Потребности в войне есть у элит. Опасно, что война представляется наилучшим или единственным выходом для нескольких элитных групп, имеющих во многом конфликтные интересы. Они сходятся на войне так же, как сходятся на Путине. Отсюда распространенные догадки: Путин – это война, Путин хочет войны. К сожалению, этим элитам нужна настоящая война, пусть не мировая термоядерная, но настолько серьезная, что под нее списываются грехи, долги, деловые и трудовые конфликты, нераскрытые преступления. Эти элитные настроения проникают в масс-медиа, оттуда – в публику. Возможно, что развернувшиеся там заигрывания с идеей войны послужили средством ее детабуирования[1]. Как бы то ни было, не элиты и не медиа создают тот феномен массового провозвещения грядущей войны, который мы наблюдали на фокус-группах.
У широкой общественности есть свои причины для влечения к войне. К счастью, ей достаточно символической войны, воображаемого конца света, которые служат отнесенному в будущее разрешению ценностных конфликтов, которыми переполнен гибридный дискурс как феномен гибридной войны. Речь идет об упомянутом двоемыслии в вопросе о войне на Украине и роли России в ее развитии. Официозная, властная трактовка происходящего – а именно: РФ не является одной из сторон в этом конфликте, – этот возвышающий нас обман, признается первой правдой, описанием сущего как должного. Правда, второй вариант, о котором догадываются, который знают (наша страна участвует в этой войне), вытесняется на нижние этажи массового сознания, которое, вообще говоря, является отражением социальной структуры, актуальной статусно-ролевой структуры общества.
В этой структуре есть место «пятой колонне» – не согласной с властью части общества, загнанной в подвальный этаж. В этом подполье сознания находится теперь дискурс оппозиции, ее правда о происходящем. Политический конфликт власти и оппозиции повторяется в массовом сознании как конфликт дискурсов, как борьба двух правд. Это тягостное для массового сознания состояние.
Война – с ее законами чрезвычайности, отменяющими повседневный порядок вещей, – способна отменить этот разлад, способна избавить от постоянно звучащего шепота совести. Воображая войну, люди воображают и переживают это избавление. Участие своей страны в настоящей войне на Украине отрицается, но признается внутренне.

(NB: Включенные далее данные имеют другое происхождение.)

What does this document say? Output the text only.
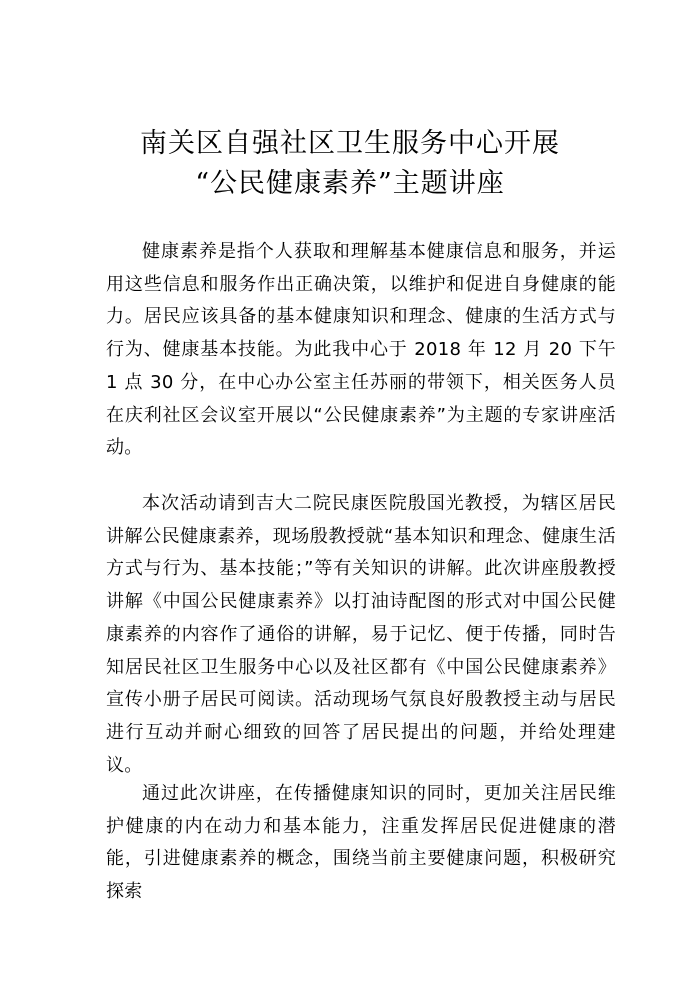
南关区自强社区卫生服务中心开展
“公民健康素养”主题讲座
健康素养是指个人获取和理解基本健康信息和服务，并运用这些信息和服务作出正确决策，以维护和促进自身健康的能力。居民应该具备的基本健康知识和理念、健康的生活方式与行为、健康基本技能。为此我中心于 2018 年 12 月 20 下午 1 点 30 分，在中心办公室主任苏丽的带领下，相关医务人员在庆利社区会议室开展以“公民健康素养”为主题的专家讲座活动。
本次活动请到吉大二院民康医院殷国光教授，为辖区居民讲解公民健康素养，现场殷教授就“基本知识和理念、健康生活方式与行为、基本技能；”等有关知识的讲解。此次讲座殷教授讲解《中国公民健康素养》以打油诗配图的形式对中国公民健康素养的内容作了通俗的讲解，易于记忆、便于传播，同时告知居民社区卫生服务中心以及社区都有《中国公民健康素养》宣传小册子居民可阅读。活动现场气氛良好殷教授主动与居民进行互动并耐心细致的回答了居民提出的问题，并给处理建议。
通过此次讲座，在传播健康知识的同时，更加关注居民维护健康的内在动力和基本能力，注重发挥居民促进健康的潜能，引进健康素养的概念，围绕当前主要健康问题，积极研究探索
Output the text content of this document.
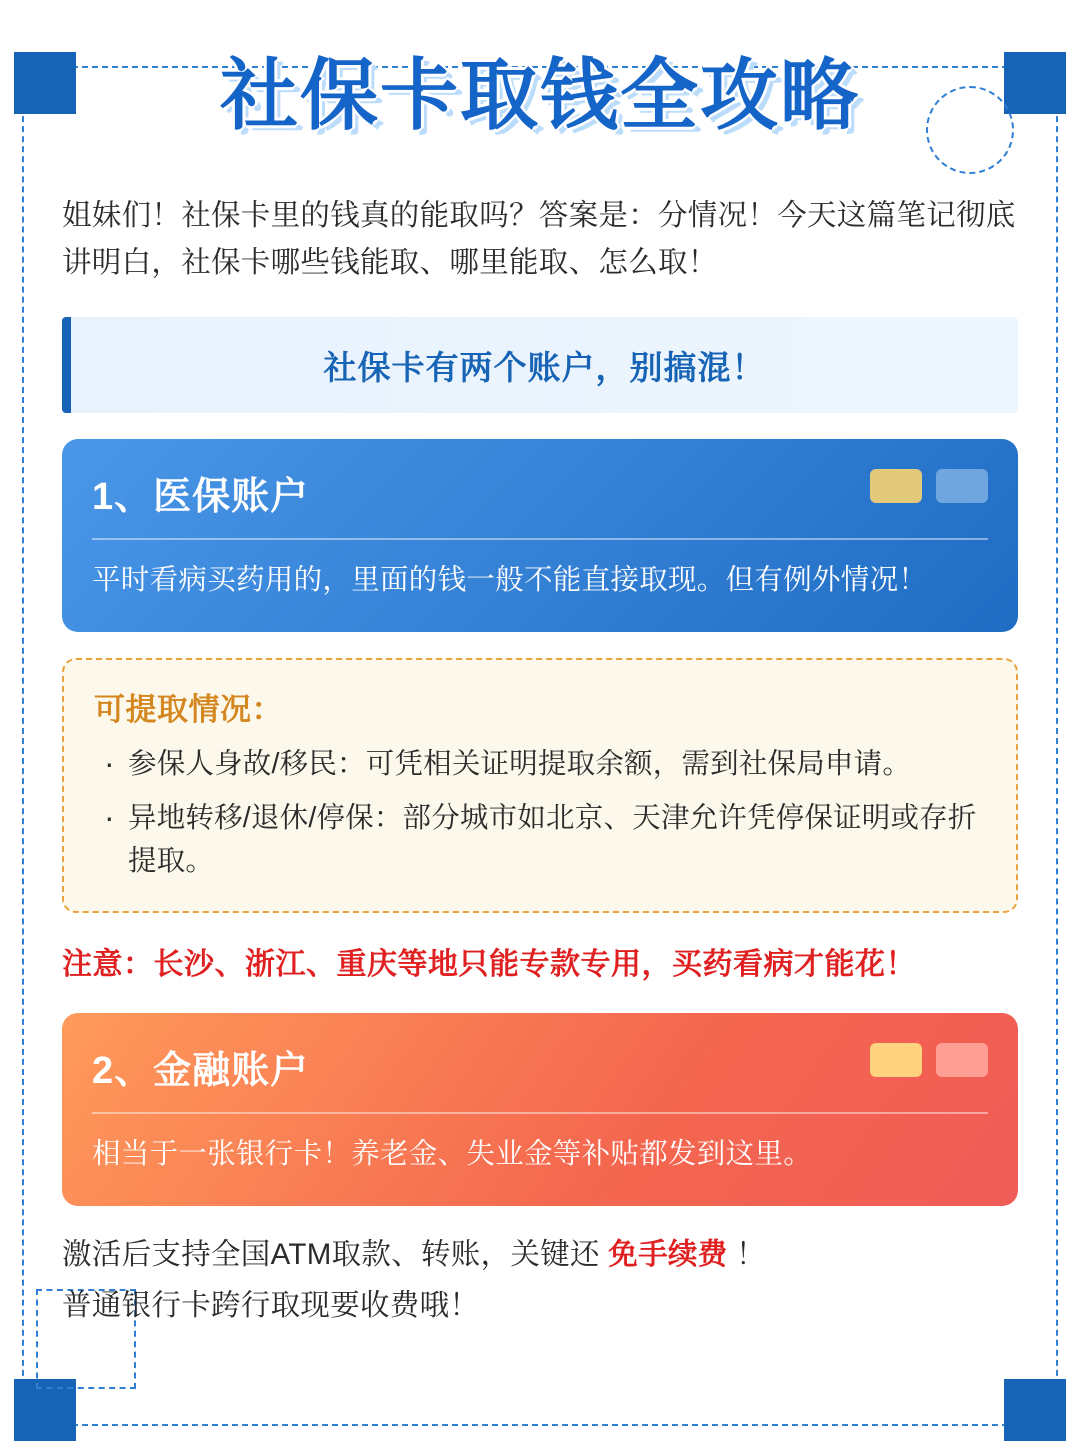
社保卡取钱全攻略

姐妹们！社保卡里的钱真的能取吗？答案是：分情况！今天这篇笔记彻底讲明白，社保卡哪些钱能取、哪里能取、怎么取！

社保卡有两个账户，别搞混！
1、医保账户
平时看病买药用的，里面的钱一般不能直接取现。但有例外情况！
可提取情况：
· 参保人身故/移民：可凭相关证明提取余额，需到社保局申请。
· 异地转移/退休/停保：部分城市如北京、天津允许凭停保证明或存折提取。

注意：长沙、浙江、重庆等地只能专款专用，买药看病才能花！

2、金融账户
相当于一张银行卡！养老金、失业金等补贴都发到这里。
激活后支持全国ATM取款、转账，关键还 免手续费 ！
普通银行卡跨行取现要收费哦！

Чтобы избавиться от возникающего конфликта, связанного с настоящей войной, люди призывают войну вымышленную, войну-игру. По этой причине им не важно, что это за война и с кем она. Во всех случаях, впрочем, считается, что это косвенным образом есть сражение с Америкой, которая всегда стоит за теми, с кем мы воюем. Даже если это гражданская война, в которой против сторонников Путина выступают его противники, за спиной последних стоят США. Поэтому масштаб такой войны всегда глобальный, мировой. Только такая война способна выполнить предназначаемую ей роль очистителя сознания и совести. Это война, про которую надо сказать, что ее никогда не будет, и – это столь же верно – что в массовом сознании она уже идет.
[1] Ср.: блицкриг в августе 2008 года отметился взлетом рейтинга Путина, а также ростом антиамериканских и антигрузинских настроений, но теперь он забыт и не помнится под заголовком/тегом «война».